The taste of Asia
If there's a herb that is associated with Chinese cuisine more than any other, it is coriander. The herb is so essential to Chinese fish dishes that wet-market vendors usually put a few stalks of it (and a couple of spring onions) into the bag when you buy fresh fish - the herb is said to ameliorate any fishy taste.
The delicate leafy herb has a strong, distinctive flavour that some people detest - they describe it as tasting of soap.
Coriander is also known as cilantro, Chinese parsley (it resembles flat leaf Italian parsley) and yuen sai. The plant has small, tan-coloured seeds that are used as a spice. Fresh coriander stalks are usually sold with their roots removed, which is a waste - the roots have an intense flavour and are used in many Thai dishes, usually after being pounded or finely chopped.
When buying fresh coriander, look for stalks that are bushy and leafy, rather than leggy. The leaves and stalks should be evenly green and unwilted. Store them in the fridge after wrapping the stalks in moist paper towels.
If you have really fresh whole fish, the best preparation is to steam it. Cut two or three deep slashes on each side of the fish and rub a little rice wine over the surface and in the cavity of the cleaned fish. Place it on a shallow dish large enough to hold it comfortably then put a couple of spring onions in the cavity.

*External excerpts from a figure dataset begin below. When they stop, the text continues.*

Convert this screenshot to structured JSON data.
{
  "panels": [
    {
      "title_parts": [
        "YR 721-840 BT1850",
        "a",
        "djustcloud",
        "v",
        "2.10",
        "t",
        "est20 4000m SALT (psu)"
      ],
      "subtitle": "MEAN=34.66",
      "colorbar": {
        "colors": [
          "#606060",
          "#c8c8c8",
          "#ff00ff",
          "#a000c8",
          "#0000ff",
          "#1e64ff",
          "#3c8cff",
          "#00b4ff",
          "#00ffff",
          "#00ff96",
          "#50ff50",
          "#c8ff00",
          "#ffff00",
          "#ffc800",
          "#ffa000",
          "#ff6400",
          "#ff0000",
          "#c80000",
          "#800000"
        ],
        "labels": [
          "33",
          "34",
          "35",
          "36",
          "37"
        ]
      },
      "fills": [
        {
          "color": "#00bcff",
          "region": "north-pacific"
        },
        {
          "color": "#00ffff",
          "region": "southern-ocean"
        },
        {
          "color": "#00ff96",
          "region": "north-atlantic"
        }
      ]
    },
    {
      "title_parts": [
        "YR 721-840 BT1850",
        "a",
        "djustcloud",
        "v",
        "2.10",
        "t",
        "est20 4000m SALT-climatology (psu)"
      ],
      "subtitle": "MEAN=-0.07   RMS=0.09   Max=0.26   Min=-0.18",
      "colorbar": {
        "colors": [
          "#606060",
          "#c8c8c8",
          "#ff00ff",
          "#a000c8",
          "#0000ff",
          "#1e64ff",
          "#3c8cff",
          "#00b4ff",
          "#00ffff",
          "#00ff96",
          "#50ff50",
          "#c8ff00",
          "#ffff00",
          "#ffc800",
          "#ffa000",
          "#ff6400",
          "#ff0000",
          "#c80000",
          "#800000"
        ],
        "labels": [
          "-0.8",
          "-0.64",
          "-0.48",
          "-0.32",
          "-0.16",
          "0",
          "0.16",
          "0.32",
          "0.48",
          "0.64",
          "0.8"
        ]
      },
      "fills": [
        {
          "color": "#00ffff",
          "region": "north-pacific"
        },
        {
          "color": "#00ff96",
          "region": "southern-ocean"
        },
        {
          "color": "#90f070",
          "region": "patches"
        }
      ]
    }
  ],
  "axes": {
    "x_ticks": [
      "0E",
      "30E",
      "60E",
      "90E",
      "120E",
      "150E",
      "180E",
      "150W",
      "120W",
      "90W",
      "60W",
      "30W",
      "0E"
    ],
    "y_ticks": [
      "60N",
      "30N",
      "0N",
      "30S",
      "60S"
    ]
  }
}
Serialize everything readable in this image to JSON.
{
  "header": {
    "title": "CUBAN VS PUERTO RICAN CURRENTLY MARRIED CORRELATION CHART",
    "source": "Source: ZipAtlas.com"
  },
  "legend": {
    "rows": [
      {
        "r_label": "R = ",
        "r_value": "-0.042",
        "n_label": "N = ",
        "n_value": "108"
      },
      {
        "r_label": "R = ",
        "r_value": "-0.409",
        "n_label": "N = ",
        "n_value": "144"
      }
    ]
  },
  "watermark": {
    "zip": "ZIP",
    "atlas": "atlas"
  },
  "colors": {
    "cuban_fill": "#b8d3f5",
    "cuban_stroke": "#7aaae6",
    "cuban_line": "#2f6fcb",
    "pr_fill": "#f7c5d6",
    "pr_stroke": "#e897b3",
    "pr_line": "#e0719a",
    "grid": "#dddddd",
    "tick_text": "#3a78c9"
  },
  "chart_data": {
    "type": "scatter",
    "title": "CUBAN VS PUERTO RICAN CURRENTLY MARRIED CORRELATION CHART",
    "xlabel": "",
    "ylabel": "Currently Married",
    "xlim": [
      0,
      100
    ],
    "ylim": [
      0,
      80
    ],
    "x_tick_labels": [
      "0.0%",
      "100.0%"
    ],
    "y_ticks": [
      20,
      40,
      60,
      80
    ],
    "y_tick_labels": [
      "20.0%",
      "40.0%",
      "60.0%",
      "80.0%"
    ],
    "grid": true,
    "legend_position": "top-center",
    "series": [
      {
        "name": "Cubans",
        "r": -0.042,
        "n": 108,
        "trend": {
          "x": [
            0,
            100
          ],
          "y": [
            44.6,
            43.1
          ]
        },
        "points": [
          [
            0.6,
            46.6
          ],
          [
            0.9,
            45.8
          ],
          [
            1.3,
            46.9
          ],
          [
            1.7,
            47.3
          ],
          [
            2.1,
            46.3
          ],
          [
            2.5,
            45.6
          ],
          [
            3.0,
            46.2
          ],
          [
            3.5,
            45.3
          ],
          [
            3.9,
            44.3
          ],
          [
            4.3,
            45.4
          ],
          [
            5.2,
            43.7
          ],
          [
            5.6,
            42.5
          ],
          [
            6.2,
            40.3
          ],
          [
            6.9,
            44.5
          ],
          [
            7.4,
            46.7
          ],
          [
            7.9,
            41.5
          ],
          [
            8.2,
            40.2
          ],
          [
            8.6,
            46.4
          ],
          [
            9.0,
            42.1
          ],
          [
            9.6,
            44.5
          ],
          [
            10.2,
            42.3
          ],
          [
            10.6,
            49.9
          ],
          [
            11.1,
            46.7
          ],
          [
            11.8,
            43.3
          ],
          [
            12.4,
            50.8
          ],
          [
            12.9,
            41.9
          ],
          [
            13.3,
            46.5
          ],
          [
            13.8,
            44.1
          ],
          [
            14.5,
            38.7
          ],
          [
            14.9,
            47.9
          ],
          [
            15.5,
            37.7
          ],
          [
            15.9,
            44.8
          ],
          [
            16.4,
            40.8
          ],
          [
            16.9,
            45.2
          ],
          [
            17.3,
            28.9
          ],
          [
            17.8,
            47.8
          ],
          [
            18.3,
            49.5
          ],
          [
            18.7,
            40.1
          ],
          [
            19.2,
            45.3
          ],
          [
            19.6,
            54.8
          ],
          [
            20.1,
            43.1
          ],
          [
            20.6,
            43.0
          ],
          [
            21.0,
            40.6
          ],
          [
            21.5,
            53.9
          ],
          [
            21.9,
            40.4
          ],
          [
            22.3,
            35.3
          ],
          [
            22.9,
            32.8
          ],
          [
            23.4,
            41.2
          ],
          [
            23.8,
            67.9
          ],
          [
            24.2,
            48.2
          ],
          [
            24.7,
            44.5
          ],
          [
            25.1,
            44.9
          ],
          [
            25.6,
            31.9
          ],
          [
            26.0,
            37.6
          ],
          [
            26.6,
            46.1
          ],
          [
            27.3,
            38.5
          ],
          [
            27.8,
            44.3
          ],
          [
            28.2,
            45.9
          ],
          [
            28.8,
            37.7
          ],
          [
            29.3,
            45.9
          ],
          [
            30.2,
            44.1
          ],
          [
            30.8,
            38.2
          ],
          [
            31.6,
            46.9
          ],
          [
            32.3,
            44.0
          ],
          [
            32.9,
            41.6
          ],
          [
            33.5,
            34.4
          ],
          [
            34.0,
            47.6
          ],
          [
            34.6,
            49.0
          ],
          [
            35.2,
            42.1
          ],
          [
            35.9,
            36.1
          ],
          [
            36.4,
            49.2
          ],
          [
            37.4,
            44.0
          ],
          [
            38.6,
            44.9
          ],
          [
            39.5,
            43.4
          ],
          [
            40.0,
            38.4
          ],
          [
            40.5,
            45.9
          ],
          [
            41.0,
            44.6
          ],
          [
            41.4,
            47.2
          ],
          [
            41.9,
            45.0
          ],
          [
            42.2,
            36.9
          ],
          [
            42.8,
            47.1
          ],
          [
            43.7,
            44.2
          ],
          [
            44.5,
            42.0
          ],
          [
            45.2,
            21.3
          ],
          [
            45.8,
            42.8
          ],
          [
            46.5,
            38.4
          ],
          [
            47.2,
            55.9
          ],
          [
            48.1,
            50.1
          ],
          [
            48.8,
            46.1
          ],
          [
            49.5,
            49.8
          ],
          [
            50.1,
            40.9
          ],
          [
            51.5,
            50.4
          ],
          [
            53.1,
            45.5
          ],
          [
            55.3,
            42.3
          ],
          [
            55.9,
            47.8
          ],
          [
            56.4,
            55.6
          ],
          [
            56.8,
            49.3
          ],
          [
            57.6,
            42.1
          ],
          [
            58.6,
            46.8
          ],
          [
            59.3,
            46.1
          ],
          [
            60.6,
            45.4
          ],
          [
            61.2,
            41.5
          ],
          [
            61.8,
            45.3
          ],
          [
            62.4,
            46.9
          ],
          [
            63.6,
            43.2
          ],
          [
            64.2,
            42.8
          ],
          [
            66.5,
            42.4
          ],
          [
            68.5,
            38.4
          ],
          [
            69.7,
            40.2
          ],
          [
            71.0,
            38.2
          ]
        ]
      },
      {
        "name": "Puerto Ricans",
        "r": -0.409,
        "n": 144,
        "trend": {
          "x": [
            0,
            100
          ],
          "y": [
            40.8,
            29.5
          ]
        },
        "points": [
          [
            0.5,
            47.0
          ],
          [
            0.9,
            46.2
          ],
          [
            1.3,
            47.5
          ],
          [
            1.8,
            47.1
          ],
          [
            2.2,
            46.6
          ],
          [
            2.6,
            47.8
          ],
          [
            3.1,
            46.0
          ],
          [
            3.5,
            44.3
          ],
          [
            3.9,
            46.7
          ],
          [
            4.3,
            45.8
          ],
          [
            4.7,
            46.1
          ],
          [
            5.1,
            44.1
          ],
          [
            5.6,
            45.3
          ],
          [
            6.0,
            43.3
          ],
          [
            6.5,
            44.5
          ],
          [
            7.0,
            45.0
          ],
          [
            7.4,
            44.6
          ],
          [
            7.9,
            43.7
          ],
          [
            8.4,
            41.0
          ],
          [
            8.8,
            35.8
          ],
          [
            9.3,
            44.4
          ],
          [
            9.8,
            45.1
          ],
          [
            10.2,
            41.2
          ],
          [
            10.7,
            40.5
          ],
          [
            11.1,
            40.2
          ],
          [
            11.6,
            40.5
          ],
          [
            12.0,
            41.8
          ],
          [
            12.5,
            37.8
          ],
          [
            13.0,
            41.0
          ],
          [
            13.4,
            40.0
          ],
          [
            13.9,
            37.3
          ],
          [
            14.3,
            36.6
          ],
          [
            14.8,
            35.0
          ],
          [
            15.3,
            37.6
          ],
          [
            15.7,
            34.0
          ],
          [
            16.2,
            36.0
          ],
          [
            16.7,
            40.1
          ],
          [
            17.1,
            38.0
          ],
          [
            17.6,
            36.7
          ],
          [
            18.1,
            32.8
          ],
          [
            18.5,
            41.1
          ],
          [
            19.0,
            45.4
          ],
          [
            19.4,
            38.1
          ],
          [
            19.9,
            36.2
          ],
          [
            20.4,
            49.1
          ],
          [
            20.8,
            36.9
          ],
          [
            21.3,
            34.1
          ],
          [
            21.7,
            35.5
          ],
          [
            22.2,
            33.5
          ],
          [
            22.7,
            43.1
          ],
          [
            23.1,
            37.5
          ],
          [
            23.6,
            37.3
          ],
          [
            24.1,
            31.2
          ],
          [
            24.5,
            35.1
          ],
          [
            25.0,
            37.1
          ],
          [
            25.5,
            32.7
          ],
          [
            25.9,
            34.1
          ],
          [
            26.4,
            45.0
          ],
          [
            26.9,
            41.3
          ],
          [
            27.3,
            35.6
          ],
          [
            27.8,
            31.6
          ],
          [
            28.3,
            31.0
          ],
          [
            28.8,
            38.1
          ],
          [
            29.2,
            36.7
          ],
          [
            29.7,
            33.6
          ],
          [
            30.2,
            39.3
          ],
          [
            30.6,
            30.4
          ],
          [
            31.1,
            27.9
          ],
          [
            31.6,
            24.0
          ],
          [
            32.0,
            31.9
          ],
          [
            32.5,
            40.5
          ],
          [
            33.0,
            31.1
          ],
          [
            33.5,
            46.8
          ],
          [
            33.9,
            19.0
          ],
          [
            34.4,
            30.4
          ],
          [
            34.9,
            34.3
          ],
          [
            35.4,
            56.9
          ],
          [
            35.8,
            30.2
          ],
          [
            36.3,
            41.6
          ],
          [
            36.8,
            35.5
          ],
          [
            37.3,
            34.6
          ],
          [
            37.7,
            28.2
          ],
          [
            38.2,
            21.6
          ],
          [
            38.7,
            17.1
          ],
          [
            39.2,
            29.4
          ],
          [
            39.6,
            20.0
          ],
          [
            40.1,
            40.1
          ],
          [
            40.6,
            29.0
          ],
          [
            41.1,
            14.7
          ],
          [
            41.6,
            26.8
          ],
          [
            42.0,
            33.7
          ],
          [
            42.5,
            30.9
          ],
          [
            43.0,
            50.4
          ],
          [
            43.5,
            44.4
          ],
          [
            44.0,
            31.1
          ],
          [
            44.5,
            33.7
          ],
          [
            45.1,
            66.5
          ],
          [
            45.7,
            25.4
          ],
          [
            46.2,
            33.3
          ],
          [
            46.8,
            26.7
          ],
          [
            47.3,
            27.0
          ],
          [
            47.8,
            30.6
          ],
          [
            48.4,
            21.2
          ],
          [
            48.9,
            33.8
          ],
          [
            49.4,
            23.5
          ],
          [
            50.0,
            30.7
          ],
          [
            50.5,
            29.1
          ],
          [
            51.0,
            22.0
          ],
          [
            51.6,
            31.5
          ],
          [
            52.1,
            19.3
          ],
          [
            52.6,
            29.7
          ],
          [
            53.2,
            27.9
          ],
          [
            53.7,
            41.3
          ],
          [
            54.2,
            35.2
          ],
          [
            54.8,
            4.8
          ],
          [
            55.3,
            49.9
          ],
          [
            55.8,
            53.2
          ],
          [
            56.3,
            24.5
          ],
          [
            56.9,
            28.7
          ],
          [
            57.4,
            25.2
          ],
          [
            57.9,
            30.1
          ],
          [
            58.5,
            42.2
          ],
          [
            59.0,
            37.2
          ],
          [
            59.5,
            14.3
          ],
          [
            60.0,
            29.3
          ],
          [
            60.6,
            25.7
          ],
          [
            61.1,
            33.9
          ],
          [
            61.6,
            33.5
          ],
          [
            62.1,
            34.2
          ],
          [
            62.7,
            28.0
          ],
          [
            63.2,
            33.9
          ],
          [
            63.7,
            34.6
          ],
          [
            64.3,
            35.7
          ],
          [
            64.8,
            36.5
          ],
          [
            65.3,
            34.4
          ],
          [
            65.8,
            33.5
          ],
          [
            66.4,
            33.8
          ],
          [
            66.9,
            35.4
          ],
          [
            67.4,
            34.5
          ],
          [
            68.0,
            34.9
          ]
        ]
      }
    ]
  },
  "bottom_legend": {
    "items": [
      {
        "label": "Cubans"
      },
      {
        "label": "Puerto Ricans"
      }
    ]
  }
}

Drizzle soy sauce over the fish then steam it until just cooked (overcooking makes the fish tough). Remove from the steamer and pile a large handful of leafy coriander stalks and shredded spring onion on top. Pour very hot oil over the coriander and spring onion to wilt them. Serve immediately.
For a refreshing salad, pull off and discard the thick stalks from a large quantity of fresh coriander. Place in a bowl and add julienned spring onion. Drizzle with soy sauce, sesame oil and chilli oil (or a little chilli paste). Sprinkle with toasted sesame seeds, toss to combine thoroughly and serve.